Sorry I can’t be of more help, but overall, it’s also a mystery to us why time is spent in particular phases.
The plotExecutionTime function on your energy probe can help with visualizing how time is spent across all timesteps of your simulation.
The last thing I’ll mention is that if you’re creating your nengo_loihi.Simulator with precompute=False, then the SNIPs that it creates will happen in the management phase. So if possible, use precompute=True. In your case, though, you’re using the default, which should always use precompute=True if possible, and I think it should be possible for your network.
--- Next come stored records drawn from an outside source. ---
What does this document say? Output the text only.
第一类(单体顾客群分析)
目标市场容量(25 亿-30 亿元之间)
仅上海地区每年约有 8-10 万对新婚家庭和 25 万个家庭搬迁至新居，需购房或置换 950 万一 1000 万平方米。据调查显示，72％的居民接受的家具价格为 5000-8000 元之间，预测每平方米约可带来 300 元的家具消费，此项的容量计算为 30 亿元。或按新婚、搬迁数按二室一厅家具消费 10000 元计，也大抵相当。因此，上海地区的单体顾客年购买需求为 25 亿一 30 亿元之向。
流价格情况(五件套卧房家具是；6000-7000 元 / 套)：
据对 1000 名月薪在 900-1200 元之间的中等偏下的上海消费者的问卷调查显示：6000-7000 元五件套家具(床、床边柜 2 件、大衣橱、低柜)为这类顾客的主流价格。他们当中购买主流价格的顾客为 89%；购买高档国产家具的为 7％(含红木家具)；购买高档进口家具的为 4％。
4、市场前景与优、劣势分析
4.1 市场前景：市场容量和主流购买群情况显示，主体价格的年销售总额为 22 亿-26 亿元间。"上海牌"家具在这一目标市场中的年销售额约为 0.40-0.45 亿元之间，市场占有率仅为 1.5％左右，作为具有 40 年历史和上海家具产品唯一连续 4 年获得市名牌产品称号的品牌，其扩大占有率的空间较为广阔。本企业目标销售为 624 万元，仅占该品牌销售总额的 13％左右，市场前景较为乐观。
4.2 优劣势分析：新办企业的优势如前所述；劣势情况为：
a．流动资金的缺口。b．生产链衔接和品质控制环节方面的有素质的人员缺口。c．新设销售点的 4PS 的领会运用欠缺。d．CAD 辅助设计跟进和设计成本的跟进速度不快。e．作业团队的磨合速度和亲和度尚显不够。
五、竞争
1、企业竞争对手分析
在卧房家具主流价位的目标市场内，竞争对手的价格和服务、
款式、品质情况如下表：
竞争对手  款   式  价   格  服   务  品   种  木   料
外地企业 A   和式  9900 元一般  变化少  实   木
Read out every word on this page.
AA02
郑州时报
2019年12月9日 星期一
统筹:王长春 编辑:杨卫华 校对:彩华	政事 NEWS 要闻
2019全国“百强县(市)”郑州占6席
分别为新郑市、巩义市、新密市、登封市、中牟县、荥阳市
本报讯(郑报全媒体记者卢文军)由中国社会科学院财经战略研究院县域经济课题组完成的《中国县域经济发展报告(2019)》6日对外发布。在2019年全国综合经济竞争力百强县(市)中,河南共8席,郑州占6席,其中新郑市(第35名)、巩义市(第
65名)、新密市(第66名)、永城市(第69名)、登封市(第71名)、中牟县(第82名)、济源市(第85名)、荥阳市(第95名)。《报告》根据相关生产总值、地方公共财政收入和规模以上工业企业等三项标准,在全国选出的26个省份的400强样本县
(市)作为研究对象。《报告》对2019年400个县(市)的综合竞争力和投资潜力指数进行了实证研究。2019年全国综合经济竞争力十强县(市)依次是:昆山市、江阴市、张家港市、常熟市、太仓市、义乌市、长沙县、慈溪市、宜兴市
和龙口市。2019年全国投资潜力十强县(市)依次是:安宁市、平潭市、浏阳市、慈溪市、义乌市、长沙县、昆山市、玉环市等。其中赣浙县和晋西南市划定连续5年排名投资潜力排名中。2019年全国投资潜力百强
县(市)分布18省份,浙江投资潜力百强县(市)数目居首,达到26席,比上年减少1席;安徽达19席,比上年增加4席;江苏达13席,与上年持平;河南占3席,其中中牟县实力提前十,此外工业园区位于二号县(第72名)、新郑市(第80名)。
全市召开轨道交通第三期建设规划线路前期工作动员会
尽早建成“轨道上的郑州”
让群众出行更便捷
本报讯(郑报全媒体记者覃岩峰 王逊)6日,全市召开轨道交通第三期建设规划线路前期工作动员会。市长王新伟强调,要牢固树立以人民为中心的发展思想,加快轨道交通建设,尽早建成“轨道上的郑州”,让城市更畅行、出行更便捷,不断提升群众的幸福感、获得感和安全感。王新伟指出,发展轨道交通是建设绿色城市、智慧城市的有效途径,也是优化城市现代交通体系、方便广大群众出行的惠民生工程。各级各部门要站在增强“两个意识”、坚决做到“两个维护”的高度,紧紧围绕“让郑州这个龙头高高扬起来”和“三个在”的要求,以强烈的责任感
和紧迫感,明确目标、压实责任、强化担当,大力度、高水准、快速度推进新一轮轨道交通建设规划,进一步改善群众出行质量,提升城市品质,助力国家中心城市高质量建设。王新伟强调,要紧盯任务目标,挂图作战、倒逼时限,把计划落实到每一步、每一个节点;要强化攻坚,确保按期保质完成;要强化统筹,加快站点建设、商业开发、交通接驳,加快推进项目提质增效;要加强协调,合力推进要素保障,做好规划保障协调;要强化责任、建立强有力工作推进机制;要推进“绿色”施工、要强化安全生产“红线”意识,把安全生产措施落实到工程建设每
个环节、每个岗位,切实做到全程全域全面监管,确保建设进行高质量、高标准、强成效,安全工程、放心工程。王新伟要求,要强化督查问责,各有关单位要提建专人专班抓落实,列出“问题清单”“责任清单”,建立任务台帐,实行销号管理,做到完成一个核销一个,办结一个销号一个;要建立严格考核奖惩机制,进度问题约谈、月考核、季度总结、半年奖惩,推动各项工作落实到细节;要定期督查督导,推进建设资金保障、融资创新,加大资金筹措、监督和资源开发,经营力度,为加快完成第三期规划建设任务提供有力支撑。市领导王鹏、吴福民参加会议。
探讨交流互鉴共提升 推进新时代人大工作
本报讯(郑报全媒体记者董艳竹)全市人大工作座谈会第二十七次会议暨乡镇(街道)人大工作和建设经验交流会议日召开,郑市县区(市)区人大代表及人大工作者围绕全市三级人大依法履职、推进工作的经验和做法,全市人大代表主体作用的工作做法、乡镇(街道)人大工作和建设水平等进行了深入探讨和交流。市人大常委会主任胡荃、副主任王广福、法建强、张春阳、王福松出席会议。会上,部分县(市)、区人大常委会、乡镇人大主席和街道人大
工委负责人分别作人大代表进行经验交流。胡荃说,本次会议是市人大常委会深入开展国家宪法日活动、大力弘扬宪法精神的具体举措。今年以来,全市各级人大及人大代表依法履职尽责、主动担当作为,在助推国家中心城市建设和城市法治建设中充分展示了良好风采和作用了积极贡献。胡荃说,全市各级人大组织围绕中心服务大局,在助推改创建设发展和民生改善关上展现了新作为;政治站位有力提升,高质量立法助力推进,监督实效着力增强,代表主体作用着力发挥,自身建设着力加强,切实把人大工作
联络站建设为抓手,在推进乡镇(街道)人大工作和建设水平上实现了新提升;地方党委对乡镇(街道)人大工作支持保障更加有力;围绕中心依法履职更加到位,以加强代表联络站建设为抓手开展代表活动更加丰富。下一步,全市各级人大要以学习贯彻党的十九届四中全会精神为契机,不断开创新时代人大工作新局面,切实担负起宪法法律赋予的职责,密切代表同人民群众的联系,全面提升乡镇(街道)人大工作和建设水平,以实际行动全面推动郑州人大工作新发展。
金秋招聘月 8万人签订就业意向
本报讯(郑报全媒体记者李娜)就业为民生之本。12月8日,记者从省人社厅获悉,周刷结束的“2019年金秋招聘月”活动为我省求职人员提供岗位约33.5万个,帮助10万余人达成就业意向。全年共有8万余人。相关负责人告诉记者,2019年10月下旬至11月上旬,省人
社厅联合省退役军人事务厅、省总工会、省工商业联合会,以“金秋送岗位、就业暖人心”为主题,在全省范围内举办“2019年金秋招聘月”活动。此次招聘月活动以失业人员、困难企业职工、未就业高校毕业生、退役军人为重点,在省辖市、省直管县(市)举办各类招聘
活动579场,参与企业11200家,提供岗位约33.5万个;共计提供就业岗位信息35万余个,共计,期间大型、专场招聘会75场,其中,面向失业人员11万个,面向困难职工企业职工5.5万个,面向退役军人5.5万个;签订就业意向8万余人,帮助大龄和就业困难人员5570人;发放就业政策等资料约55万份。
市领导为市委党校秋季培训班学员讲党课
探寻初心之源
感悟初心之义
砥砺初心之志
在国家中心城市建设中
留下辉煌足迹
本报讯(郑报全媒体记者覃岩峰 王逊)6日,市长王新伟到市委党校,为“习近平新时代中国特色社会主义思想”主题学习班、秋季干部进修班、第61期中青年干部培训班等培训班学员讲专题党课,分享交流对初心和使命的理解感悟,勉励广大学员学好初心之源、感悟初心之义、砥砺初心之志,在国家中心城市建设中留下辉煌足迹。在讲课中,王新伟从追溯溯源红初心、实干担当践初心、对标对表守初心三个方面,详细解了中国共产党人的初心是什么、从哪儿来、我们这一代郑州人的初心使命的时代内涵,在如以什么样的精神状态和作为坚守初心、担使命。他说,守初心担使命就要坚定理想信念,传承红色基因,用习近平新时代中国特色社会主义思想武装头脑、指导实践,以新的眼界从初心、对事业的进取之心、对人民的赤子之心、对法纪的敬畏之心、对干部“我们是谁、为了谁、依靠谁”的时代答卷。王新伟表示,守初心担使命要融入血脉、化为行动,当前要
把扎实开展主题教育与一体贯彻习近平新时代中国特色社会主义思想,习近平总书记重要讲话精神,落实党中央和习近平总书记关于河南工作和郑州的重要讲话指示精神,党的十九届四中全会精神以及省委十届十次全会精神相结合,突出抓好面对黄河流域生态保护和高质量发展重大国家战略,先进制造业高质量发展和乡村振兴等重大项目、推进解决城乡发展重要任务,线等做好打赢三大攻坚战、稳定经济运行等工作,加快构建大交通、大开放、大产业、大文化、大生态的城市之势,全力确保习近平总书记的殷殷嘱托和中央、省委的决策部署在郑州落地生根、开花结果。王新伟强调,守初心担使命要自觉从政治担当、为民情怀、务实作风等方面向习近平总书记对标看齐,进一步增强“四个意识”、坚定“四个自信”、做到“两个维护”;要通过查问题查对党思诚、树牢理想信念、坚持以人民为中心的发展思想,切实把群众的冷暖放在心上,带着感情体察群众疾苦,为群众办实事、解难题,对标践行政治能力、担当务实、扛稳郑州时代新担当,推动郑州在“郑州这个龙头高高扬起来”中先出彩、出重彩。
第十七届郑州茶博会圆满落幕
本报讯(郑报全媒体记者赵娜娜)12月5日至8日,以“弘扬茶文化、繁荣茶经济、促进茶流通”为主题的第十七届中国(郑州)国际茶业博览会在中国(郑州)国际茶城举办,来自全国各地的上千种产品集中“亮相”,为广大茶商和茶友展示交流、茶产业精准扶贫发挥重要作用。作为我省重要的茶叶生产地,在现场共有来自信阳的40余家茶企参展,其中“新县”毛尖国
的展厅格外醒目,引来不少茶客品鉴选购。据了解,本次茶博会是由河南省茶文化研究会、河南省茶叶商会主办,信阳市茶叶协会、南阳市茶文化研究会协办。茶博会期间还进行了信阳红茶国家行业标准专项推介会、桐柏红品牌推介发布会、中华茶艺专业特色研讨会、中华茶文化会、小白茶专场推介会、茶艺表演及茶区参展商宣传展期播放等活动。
You can always explicitly pass precompute=True to double-check, though.
Considering the output of the plotExecutionTime and the values in the arrays that show the time spent in each phase (spikingTimePerTimeStep, managementTimePerTimeStep, …) it seems that the time related to the spiking phase it is instead spent in the learning phase even if there is no learning since we are performing inference so learning should be disabled.
I think that this behavior may be related to the SNIPs created by the Nengo Loihi simulator.
If possible, could you please check this ?
The only snip that should be executing in the learning phase is the learning snip, and if you don’t have any learning connections, it shouldn’t be doing much of anything. However, you could try turning it off anyway, just to see if it helps. The easiest way is probably to edit nengo_loihi/hardware/snips/nengo_learn.c.template so that the guard function returns 0 instead of 1. That should stop the snip from running at all.